Someone dropped the ball


“Stuff happens” isn’t an acceptable explanation for why a man charged with aggravated robbery with a gun specification was given a get-out-of-jail-free card.

But that was essentially the explanation of Judge Maureen A. Sweeney, administrative judge of Mahoning County Common Pleas Court, after she dismissed charges against Christopher Williams, 20.

Williams was arrested for armed robbery of an 80-year-old man from whom he took a cell phone and keys. But as of now, he’s free as a bird. Sweeney ruled that the 90 days allotted for the state to try a defendant who is being held in jail in lieu of bond had expired. The law allows for the clock to stop based on various court motions and exigencies, but even so, Sweeney said, the clock had run out by the time Williams appeared for trial Sept. 10

The prosecutor’s office disagrees and has appealed.

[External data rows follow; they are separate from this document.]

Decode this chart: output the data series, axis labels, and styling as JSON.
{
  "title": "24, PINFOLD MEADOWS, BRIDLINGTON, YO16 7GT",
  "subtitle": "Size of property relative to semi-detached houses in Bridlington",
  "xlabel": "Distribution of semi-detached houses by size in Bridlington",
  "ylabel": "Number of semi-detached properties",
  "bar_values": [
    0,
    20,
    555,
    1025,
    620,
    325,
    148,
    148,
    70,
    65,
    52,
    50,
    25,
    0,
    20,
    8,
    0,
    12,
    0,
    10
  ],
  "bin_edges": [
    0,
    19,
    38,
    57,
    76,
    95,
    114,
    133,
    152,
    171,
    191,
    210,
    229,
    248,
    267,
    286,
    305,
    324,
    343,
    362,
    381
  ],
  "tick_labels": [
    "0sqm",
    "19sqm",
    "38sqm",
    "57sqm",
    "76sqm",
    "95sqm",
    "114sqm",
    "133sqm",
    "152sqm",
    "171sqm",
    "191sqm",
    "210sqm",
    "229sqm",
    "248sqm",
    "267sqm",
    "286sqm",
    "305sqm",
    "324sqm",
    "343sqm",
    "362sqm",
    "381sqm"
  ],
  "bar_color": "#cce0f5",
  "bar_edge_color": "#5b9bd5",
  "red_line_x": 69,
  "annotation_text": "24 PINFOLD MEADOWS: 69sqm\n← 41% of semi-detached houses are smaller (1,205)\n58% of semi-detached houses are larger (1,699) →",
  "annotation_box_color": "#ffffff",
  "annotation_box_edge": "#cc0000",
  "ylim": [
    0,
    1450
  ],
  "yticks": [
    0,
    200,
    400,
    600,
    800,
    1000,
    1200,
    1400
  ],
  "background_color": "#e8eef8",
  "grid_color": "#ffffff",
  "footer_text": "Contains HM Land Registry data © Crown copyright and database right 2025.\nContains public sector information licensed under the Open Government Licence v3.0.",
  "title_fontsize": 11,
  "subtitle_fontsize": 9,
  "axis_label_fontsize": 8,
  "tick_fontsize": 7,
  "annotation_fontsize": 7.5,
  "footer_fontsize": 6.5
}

During the hearing that resulted in the dismissal of the charges against Williams, Judge Sweeney focused on a five-week period in early summer during which the trial could have been held. “There was no reason for delay between (June) 26th and July 31,” she said. On that basis she found that time had run out under Ohio’s speedy trial statute.

So, it should not be difficult to determine who dropped the ball — the judge or the assignment office in not scheduling the trial during that period.

That’s hardly a case of, “everybody had a little responsibility in this, and I don’t think anybody could point a finger at one person,” which is how Judge Sweeney described the failure to bring the case to trial in a timely manner.

Basis for appeal

As it happens, Judge Sweeney’s and the assignment clerk’s best friend may now be the office of Prosecutor Paul Gains. In an appeal filed just two days after the case was dismissed, Assistant Prosecutor Rhys B. Cartwright-Jones points out that the clock should not have been running during that June 26-July 31 period because the prosecution filed a motion for discovery on Feb. 22 that wasn’t answered by the defense until Aug. 28. The appeal argues that the defense had 60 days to reply, after which the trial clock should have stopped.

Justice will be served if the appeals court agrees and a trial is set for Williams, at which time he will either be proved guilty or acquitted. Such a ruling would also get the court or the assignment office off the hook for not having scheduled a trial in July.

But the case points up a continuing problem, at least in some of Mahoning County’s Common Please courts, in getting defendants from the jail and into the courtroom in an expeditious manner.

Judge Sweeney says, “I will not allow this to happen again.” But how can she promise to fix a problem if she can’t bring herself to identify the source of the problem?